そこで何の気無しに立ち寄ったペットショップに、彼がいた。

「チンチラ(チェコ産)」
と書かれたプレートの下で、元気いっぱいに滑車を回してはこちらに寄ってきて、くりくりした目で愛嬌を振り撒いていた。
他店で見かけたチンチラという生き物は、草食動物特有の離れた二つの目を眠そうに細め、人類には興味がありませんという風態だった。
しかし目の前の生き物は、全力社交の意図が感じられ、まるで犬のようだった。
12年前に後の愛犬とペットショップのケージ越しに出会い、釘付けになった日を思い出した。

その小さな生き物を見つめていると、先ほどまで隣に立っていたK氏が座り込んでいた。
そして「かわいいでしゅね〜」と聞いたことのない赤ちゃん言葉+ハイトーンボイスで話しかけていた。
なお、彼は日頃から分け隔てのない人で、赤子に話しかける時も大人に話しかけるような口調であるし、道端で犬を見かけても「いい犬だな〜(低音)」と達観した具合である。
お付き合いして数年、初めて聞くハイトーンボイスにぎょっとした。

そこに店員のお姉さんがやってきて「抱っこしてみますか?」と問いかけた。
途端にK氏は尻込みしはじめた。
自分以外の生き物に限りなく優しい彼は、動物を触ることに及び腰であり、一歩引いて観ているのが常である。

今回も同様で、まず、私だけが抱かせてもらった。
抱いて、あっと驚いた。これまでに抱いたどの生き物とも似ていない。
人の赤子とも、馬とも、犬とも、猫とも、ウサギとも、ハムスターとも違う。
モルモットほどのサイズだが、信じられないほど軽くて、そこだけ重力が働いていないようだ。
そして、夢のように柔らかい毛並みである。人生で出会った繊維の中で一番細くしっとりしており、赤子の産毛をもっと柔らかくしたような繊維だった。許せないことだが、かつて襟巻として乱獲されたのも頷ける(重ねて、許せないが)。

抱かれた彼は、じたばたと小動物特有の抵抗を一定示した後、腕の中で虚空を見つめてじっとしていた。
その健気な姿は、自己主張の激しい愛犬と暮らしてきた私にとって申し訳なくなるほどだった。

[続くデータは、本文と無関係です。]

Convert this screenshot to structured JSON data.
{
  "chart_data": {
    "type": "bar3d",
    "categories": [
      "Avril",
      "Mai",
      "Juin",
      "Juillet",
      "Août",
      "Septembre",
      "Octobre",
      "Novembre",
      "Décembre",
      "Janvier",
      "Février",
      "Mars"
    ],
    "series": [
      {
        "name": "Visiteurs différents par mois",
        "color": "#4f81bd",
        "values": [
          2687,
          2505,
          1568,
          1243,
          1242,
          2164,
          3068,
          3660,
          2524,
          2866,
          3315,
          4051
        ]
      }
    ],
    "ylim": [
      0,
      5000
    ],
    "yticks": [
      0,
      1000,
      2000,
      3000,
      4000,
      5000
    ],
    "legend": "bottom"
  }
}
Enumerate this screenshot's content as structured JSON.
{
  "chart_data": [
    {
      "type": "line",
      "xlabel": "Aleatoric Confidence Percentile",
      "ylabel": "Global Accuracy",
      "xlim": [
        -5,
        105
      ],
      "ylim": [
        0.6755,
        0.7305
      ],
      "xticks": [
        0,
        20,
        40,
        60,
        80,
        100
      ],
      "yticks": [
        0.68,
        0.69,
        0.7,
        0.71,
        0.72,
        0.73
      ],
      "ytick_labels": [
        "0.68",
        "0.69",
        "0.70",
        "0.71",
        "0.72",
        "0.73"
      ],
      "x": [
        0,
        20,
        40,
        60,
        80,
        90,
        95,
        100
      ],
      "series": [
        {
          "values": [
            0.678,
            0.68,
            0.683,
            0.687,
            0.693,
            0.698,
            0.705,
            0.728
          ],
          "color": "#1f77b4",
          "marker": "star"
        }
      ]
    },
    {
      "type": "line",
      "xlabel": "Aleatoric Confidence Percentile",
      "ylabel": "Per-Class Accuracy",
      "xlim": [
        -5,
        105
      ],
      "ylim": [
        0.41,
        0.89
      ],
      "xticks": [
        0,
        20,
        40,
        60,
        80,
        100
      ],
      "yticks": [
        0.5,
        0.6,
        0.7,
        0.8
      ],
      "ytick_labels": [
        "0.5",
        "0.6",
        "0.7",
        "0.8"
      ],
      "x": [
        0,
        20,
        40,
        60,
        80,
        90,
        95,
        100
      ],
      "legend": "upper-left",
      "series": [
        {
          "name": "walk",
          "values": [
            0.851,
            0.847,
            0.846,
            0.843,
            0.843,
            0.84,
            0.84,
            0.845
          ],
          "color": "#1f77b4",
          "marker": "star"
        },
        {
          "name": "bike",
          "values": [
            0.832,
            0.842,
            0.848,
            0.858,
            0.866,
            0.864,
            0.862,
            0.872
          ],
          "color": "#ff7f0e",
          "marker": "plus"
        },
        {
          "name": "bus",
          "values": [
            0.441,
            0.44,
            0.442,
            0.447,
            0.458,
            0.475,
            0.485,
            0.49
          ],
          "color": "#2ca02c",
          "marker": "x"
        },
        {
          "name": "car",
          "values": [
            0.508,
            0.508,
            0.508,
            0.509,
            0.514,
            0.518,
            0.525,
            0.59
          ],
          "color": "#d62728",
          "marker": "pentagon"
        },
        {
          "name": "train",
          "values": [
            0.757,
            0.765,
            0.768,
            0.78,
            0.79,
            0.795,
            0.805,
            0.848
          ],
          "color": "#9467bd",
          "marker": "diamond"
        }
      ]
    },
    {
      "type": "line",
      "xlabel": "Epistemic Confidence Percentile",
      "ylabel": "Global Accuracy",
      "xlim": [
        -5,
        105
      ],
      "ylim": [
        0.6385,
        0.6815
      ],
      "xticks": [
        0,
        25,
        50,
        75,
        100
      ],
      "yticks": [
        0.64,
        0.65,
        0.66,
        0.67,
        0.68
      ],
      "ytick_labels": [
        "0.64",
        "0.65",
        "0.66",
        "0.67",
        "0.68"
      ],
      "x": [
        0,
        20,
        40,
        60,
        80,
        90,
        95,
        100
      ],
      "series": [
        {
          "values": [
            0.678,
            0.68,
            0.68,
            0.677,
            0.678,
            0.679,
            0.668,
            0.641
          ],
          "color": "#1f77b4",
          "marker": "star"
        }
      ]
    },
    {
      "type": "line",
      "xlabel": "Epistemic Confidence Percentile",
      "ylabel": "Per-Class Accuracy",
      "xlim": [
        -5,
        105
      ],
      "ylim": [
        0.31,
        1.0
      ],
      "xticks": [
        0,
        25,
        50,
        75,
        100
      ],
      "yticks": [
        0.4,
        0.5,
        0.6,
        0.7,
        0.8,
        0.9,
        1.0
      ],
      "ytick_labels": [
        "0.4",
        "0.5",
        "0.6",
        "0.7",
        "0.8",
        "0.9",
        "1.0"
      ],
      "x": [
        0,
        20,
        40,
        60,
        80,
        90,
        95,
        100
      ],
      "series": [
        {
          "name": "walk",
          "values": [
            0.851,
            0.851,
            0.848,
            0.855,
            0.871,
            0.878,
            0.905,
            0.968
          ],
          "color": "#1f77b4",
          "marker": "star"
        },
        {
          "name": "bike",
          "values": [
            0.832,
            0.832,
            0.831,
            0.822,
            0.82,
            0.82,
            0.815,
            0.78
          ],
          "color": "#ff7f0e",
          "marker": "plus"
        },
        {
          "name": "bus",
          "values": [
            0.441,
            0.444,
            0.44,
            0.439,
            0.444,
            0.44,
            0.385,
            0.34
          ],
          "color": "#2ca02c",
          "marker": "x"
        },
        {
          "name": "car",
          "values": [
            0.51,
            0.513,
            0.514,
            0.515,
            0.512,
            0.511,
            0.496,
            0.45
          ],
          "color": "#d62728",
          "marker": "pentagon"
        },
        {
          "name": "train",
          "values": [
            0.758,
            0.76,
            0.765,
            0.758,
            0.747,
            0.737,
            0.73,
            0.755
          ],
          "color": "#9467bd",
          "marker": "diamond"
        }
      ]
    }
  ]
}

私が未知との遭遇に静かに驚いていると、もう一つ驚くべきことが起こった。
K氏が「俺も抱っこしてみようかな」と言ったのだ。

空耳かと思ったが、決心を覆してしまうリスクを危惧し、私は無言でそっと手渡した。
渡される側からすれば、自分よりはるかに大きい生き物に抱かれて絶望しているところ、さらに別の生き物の手に渡るなんて「終わった。。。」と思ったかもしれないが、そこはプロ根性なのか、慣れてきたのか意外とおとなしくしていた(人間の主観ですが)。

恐る恐る受け取ったK氏は、緊張のあまりみたことのない真顔だったが、しばらくすると、しあわせそうに微笑み、「小さいな〜」などと話しかけている。
そしてケージに返す際も「引っ掻かれちゃったよ」となんとも嬉しそうに微笑んでいた。

一方、一仕事終えてケージに戻った彼は、備え付けの餌入れから牧草を起用に前足で引っ張り出して、美味しそうに食んでいた。
「前足」と呼ばれるその部位だが、器用に使うあまり「手」のように見え、愛くるしい姿だ。

いつまでも見ていたかったが、お別れの時間だ。
私たちの後ろにも、その不思議な生き物を見たい子供たちやカップルが待っている。

ところが、普段は物事への執着が極端に薄いK氏が、ケージの前から離れない。
自己主張をしないため、仕事がどんどん増えてしまう苦労人の彼が、立ち止まってその小さい生き物を見つめているのは、意外な姿だった。
何だかこの時間が永遠に続いてほしい気持ちになったが、「帰ろっか」と帰路にいざなった。

帰りの電車で、ぼーっと西日に照らされる彼の顔を見ながら、これから始まる予定の2人暮らしが、3人暮らしになる予感を感じた。